Aku yakin ini adalah ulah Cassandra. Ya, benar. Perempuan jalang yang tidak tahu aturan, semena-mena, selalu ingin mendapatkan sesuatu dengan instan. Tidak ingin berusaha, tidak mau berkorban, selalu hidup enak dan tidak pernah merasakan bagaimana rasanya hidup menggelandang.
-II-
Aku duduk berhadapan dengan Pak Bambang di ruang tamu rumahnya. Sejak beberapa menit datang dan duduk dengannya, ia belum juga buka suara. Tua bangka itu masih sibuk dengan rokok pipa dan koran yang ia baca, menutupi wajahnya. Sementara itu, aku juga tidak peduli.

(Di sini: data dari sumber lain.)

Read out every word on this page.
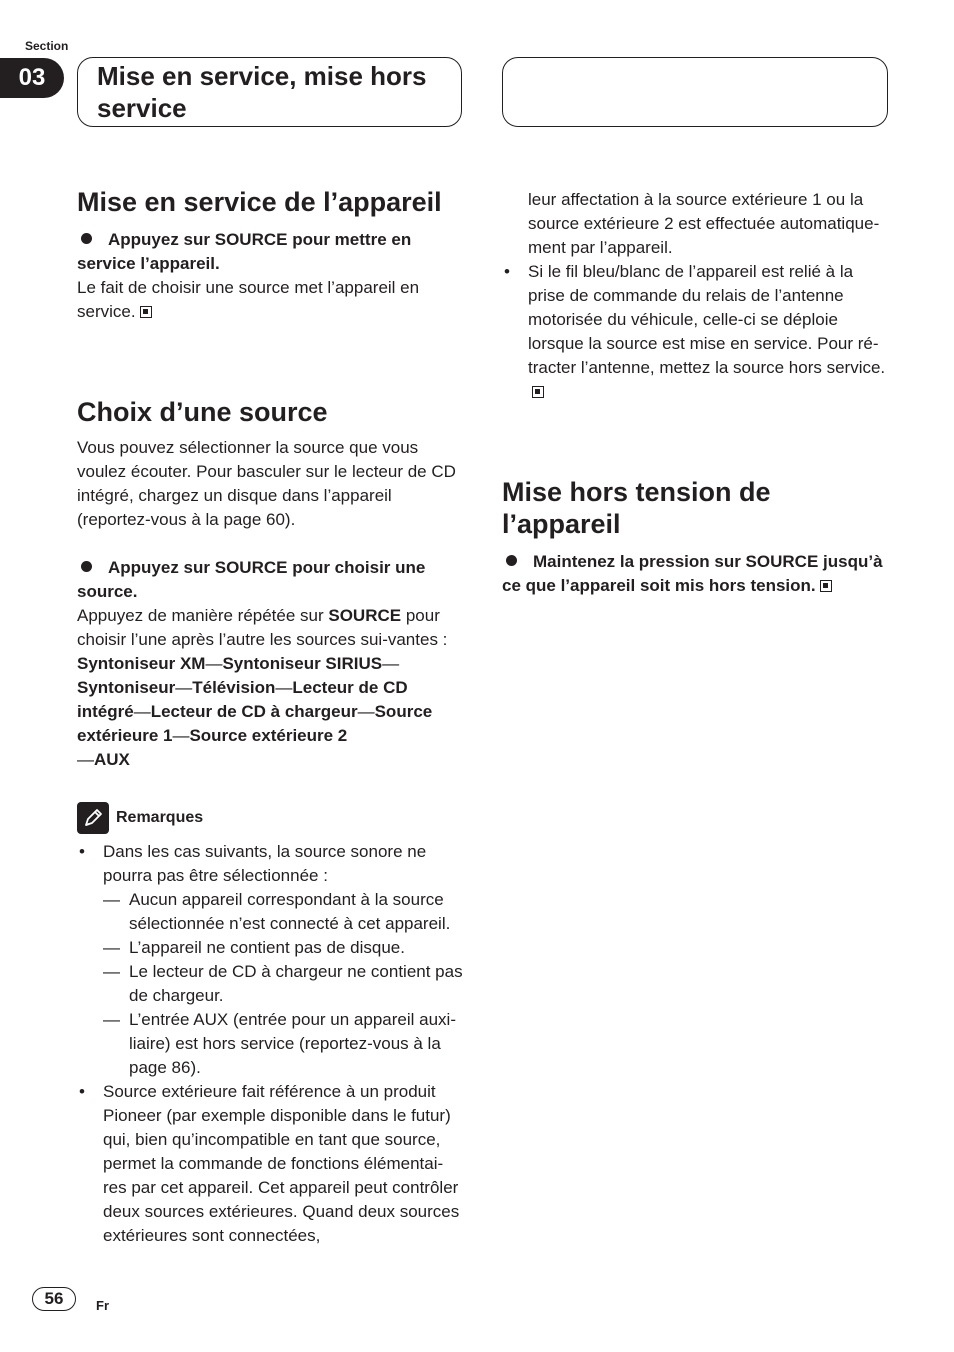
Section
03	Mise en service, mise hors service
Mise en service de l’appareil
Appuyez sur SOURCE pour mettre en service l’appareil.
Le fait de choisir une source met l’appareil en service.
Choix d’une source
Vous pouvez sélectionner la source que vous voulez écouter. Pour basculer sur le lecteur de CD intégré, chargez un disque dans l’appareil (reportez-vous à la page 60).
Appuyez sur SOURCE pour choisir une source.
Appuyez de manière répétée sur SOURCE pour choisir l’une après l’autre les sources sui-vantes :
Syntoniseur XM—Syntoniseur SIRIUS—Syntoniseur—Télévision—Lecteur de CD intégré—Lecteur de CD à chargeur—Source extérieure 1—Source extérieure 2
—AUX
Remarques
• Dans les cas suivants, la source sonore ne pourra pas être sélectionnée :
— Aucun appareil correspondant à la source sélectionnée n’est connecté à cet appareil.
— L’appareil ne contient pas de disque.
— Le lecteur de CD à chargeur ne contient pas de chargeur.
— L’entrée AUX (entrée pour un appareil auxi-liaire) est hors service (reportez-vous à la page 86).
• Source extérieure fait référence à un produit Pioneer (par exemple disponible dans le futur) qui, bien qu’incompatible en tant que source, permet la commande de fonctions élémentai-res par cet appareil. Cet appareil peut contrôler deux sources extérieures. Quand deux sources extérieures sont connectées,
leur affectation à la source extérieure 1 ou la source extérieure 2 est effectuée automatique-ment par l’appareil.
• Si le fil bleu/blanc de l’appareil est relié à la prise de commande du relais de l’antenne motorisée du véhicule, celle-ci se déploie lorsque la source est mise en service. Pour ré-tracter l’antenne, mettez la source hors service.
Mise hors tension de l’appareil
Maintenez la pression sur SOURCE jusqu’à ce que l’appareil soit mis hors tension.
56	Fr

Aku mengedarkan pandangan ke sekitar.
Lima menit berlalu, ia melipat koran dan meletakkannya di meja.
“Kamu pasti sudah tahu kenapa saya memanggil kamu ke sini, Bagas,” cetusnya dengan sorot mata tajam serta senyumnya miring.
“Saya tidak tahu, Pak.”
Tua bangka itu menyesap rokoknya dengan khidmat, lalu berkata, “Pecat sekretarismu. Pecat perempuan bernama Laras itu dari perusahaanmu.”

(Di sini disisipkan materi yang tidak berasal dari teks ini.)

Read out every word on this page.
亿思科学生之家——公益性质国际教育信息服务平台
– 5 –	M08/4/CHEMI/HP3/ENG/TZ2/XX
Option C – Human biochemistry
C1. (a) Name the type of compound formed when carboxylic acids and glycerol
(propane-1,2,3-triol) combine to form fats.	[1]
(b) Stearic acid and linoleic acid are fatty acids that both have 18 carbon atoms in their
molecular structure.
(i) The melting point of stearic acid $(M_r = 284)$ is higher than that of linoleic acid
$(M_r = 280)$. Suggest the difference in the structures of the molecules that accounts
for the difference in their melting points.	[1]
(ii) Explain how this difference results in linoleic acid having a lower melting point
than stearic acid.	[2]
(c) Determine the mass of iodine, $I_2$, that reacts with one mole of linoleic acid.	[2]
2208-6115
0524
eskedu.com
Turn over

Aku tertawa remeh mendengar perintahnya yang tidak masuk akal. “Kenapa Bapak yang memerintah saya? Bukankah saya bos di perusahaan saya sendiri?”
“Benar. Kamu memang bos di perusahaanmu. Tapi ... apa kamu lupa, Bagas, kalau saya investor yang paling banyak memberikan modal untuk pengembangan perusahaanmu? Bagaimana kalau saya—“
“Sebenarnya kenapa, Pak? Kenapa Anda ingin saya memecat Laras? Dia sangat cocok dengan posisinya. Saya tidak setuju jika Anda meminta saya memecat orang seperti Laras. Tapi, jika—“
“Dengarkan, Bagas!”
Aku terkesiap oleh bentakan tua bangka di hadapanku. Ingin sekali kucekik lehernya sampai mati di tempat, tetapi tentu saja itu tidak bisa aku lakukan. Aku bukan kriminal.

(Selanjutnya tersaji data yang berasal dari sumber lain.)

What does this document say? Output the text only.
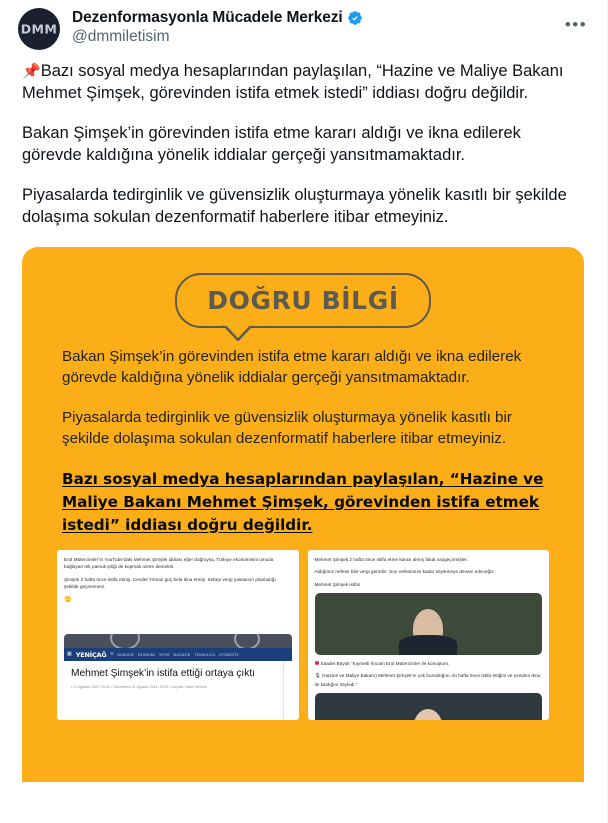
DMM
Dezenformasyonla Mücadele Merkezi
@dmmiletisim
•••
📌Bazı sosyal medya hesaplarından paylaşılan, “Hazine ve Maliye Bakanı Mehmet Şimşek, görevinden istifa etmek istedi” iddiası doğru değildir.
Bakan Şimşek’in görevinden istifa etme kararı aldığı ve ikna edilerek görevde kaldığına yönelik iddialar gerçeği yansıtmamaktadır.
Piyasalarda tedirginlik ve güvensizlik oluşturmaya yönelik kasıtlı bir şekilde dolaşıma sokulan dezenformatif haberlere itibar etmeyiniz.
DOĞRU BİLGİ
Bakan Şimşek’in görevinden istifa etme kararı aldığı ve ikna edilerek görevde kaldığına yönelik iddialar gerçeği yansıtmamaktadır.
Piyasalarda tedirginlik ve güvensizlik oluşturmaya yönelik kasıtlı bir şekilde dolaşıma sokulan dezenformatif haberlere itibar etmeyiniz.
Bazı sosyal medya hesaplarından paylaşılan, “Hazine ve Maliye Bakanı Mehmet Şimşek, görevinden istifa etmek istedi” iddiası doğru değildir.
Erol Mütercimler’in YouTube’daki Mehmet Şimşek iddiası eğer doğruysa, Türkiye ekonomisini umuda bağlayan tek pamuk ipliği de kopmak üzere demektir.
Şimşek 2 hafta önce istifa etmiş. Cevdet Yılmaz güç bela ikna etmiş. Sebep vergi yasasının planladığı şekilde geçmemesi.
🫣
▦ YENİÇAĞ ≡ GÜNDEM EKONOMİ SPOR MAGAZİN TEKNOLOJİ OTOMOTİV
Mehmet Şimşek’in istifa ettiği ortaya çıktı
• 21 Ağustos 2024 / 09:40 • Güncelleme 21 Ağustos 2024 / 09:52 • Kaynak: Haber Merkezi
Mehmet Şimşek 2 hafta önce istifa etme kararı almış fakat vazgeçirmişler.
Aldığımız nefese bile vergi getirdin. Son nefesimize kadar söylemeye devam edeceğiz:
Mehmet Şimşek istifa!
Saadet Büyük “Kıymetli hocam Erol Mütercimler ile konuştum.
🎙(Hazine ve Maliye Bakanı) Mehmet Şimşek’in çok bunaldığını, iki hafta önce istifa ettiğini ve yeniden ikna ile kaldığını söyledi.”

“Saya tidak mau tahu! Kamu harus memecat perempuan jalang itu untuk Cassandra. Kalau tidak, saya berjanji perusahaanmu akan gulung tikar secepatnya.”
Tak merespons lagi, aku segera pergi meninggalkan si tua bangka.
Semoga kamu cepat mati, Tua Bangka!
-II-
Pulang dari rumah Pak Bambang, aku menuju rumah sakit. Tujuanku adalah satu, yaitu mengetahui siapa sebenarnya orang yang selalu dibesuk oleh Laras di rumah sakit tersebut.
Setelah menambatkan mobil, aku melangkah buru-buru ke lantai atas, ruang ICU. Aku masih ingat di kamar mana Laras pernah masuk. Mengendap-endap, aku memelankan langkah kaki sehingga derap sepatuku tak bersuara, hening.
Meski sangat ingin mengetahuinya, tetapi ruangan itu ditutup, tirai-tirai di jendelanya pun tak ada celah sama sekali. Aku menghela napas gusar, rencanaku mungkin gagal. Namun, seorang suster tiba-tiba saja keluar dari ruangan tersebut. Tak menyangka, aku ingat sekali dengan wajah suster itu.
“Anda siapa?” Ternyata ia tak mengingatku sama sekali.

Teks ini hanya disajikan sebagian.